Recevoir la newsletter

Le Conseil constitutionnel valide l’essentiel de la loi « ALUR »

Article réservé aux abonnés

Adoptée définitivement le 20 février par le Parlement(1), la loi pour l’accès au logement et un urbanisme rénové - dite loi « ALUR » - sera ressortie presque indemne de son passage devant le Conseil constitutionnel. Dans la décision qu’ils ont rendue le 20 mars, les sages ont en effet globalement écarté les griefs portés par les députés et les sénateurs de l’opposition contre le texte, jugeant la plupart des articles attaqués conformes à la Constitution(2). Les quelques retouches qui ont été faites n’ont pas porté de coup fatal aux dispositifs mis en place.

Des atteintes à la liberté contractuelle justifiées par des objectifs d’intérêt général

Le Conseil constitutionnel a, par exemple, validé l’article instaurant la garantie universelle des loyers, une des mesures phares de la loi que l’opposition contestait non sur le fond mais sur la manière dont elle a été adoptée. Les requérants estimaient en effet qu’il y avait eu « une absence de clarté et de sincérité du débat » lors de son examen, faisant référence aux réécritures du dispositif par le gouvernement au cours de la discussion parlementaire. Les sages, pour leur part, n’ont rien trouvé à redire à la procédure.

La Haute Juridiction a également validé l’article 1er de la loi « ALUR », qui modifie diverses dispositions de la loi du 6 juillet 1989 tendant à améliorer les rapports locatifs pour instaurer de nouvelles règles autour du contrat de location. Il impose notamment que ce contrat soit dorénavant établi en conformité avec un contrat type, qui sera défini par décret. Et allonge, au passage, la liste des mentions et clauses devant figurer dans un contrat de location, y ajoutant par exemple le montant et la date de versement du dernier loyer acquitté par le précédent locataire (dès lors que ce dernier a quitté le logement moins de 18 mois avant la signature du bail). L’article 1er de la loi « ALUR » allonge également la liste des clauses ne pouvant figurer dans un contrat de location. Celles autorisant le bailleur à percevoir des pénalités en cas d’infraction aux clauses du contrat de location ou d’un règlement intérieur à l’immeuble sont par exemple dorénavant interdites.

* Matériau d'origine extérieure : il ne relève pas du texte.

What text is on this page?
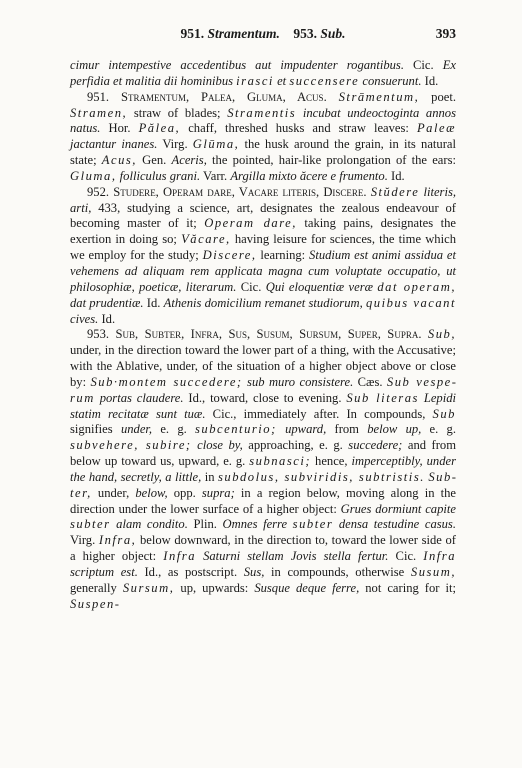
951. Stramentum. 953. Sub.	393

cimur intempestive accedentibus aut impudenter rogantibus. Cic. Ex perfidia et malitia dii hominibus irasci et succensere consuerunt. Id.

951. Stramentum, Palea, Gluma, Acus. Strāmentum, poet. Stramen, straw of blades; Stramentis incubat undeoctoginta annos natus. Hor. Pălea, chaff, threshed husks and straw leaves: Paleæ jactantur inanes. Virg. Glūma, the husk around the grain, in its natural state; Acus, Gen. Aceris, the pointed, hair-like prolongation of the ears: Gluma, folliculus grani. Varr. Argilla mixto ăcere e frumento. Id.

952. Studere, Operam dare, Vacare literis, Discere. Stŭdere literis, arti, 433, studying a science, art, designates the zealous endeavour of becoming master of it; Operam dare, taking pains, designates the exertion in doing so; Văcare, having leisure for sciences, the time which we employ for the study; Discere, learning: Studium est animi assidua et vehemens ad aliquam rem applicata magna cum voluptate occupatio, ut philosophiæ, poeticæ, literarum. Cic. Qui eloquentiæ veræ dat operam, dat prudentiæ. Id. Athenis domicilium remanet studiorum, quibus vacant cives. Id.

953. Sub, Subter, Infra, Sus, Susum, Sursum, Super, Supra. Sub, under, in the direction toward the lower part of a thing, with the Accusative; with the Ablative, under, of the situation of a higher object above or close by: Sub·montem succedere; sub muro consistere. Cæs. Sub vesperum portas claudere. Id., toward, close to evening. Sub literas Lepidi statim recitatæ sunt tuæ. Cic., immediately after. In compounds, Sub signifies under, e. g. subcenturio; upward, from below up, e. g. subvehere, subire; close by, approaching, e. g. succedere; and from below up toward us, upward, e. g. subnasci; hence, imperceptibly, under the hand, secretly, a little, in subdolus, subviridis, subtristis. Subter, under, below, opp. supra; in a region below, moving along in the direction under the lower surface of a higher object: Grues dormiunt capite subter alam condito. Plin. Omnes ferre subter densa testudine casus. Virg. Infra, below downward, in the direction to, toward the lower side of a higher object: Infra Saturni stellam Jovis stella fertur. Cic. Infra scriptum est. Id., as postscript. Sus, in compounds, otherwise Susum, generally Sursum, up, upwards: Susque deque ferre, not caring for it; Suspen-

Les parlementaires de l’opposition estimaient que ces dispositions portaient une atteinte disproportionnée aux conditions d’exercice du droit de propriété et de la liberté contractuelle, en plus de méconnaître l’égalité des parties dans les relations contractuelles. Mais, là encore, les sages ne les ont pas suivis. « Le législateur, soulignent-ils, a modifié les règles d’ordre public applicables aux relations entre les propriétaires bailleurs et les personnes locataires de leur résidence principale afin d’améliorer l’information de ces dernières au moment de la conclusion du bail et leur protection lors de l’exécution de celui-ci ». Il a également entendu « renforcer la sécurité juridique des relations contractuelles et faire obstacle à des pratiques abusives », poursuivant ainsi « des objectifs d’intérêt général ». Or, pour le Conseil constitutionnel, les atteintes à l’exercice du droit de propriété et à la liberté contractuelle - résultant des dispositions attaquées - « ne revêtent pas un caractère disproportionné au regard de ces objectifs ». Par ailleurs, le principe d’égalité ne fait pas davantage obstacle à ce que le législateur « adopte […] des mesures destinées à assurer la protection des locataires dans leurs relations contractuelles avec les bailleurs », indique encore la décision.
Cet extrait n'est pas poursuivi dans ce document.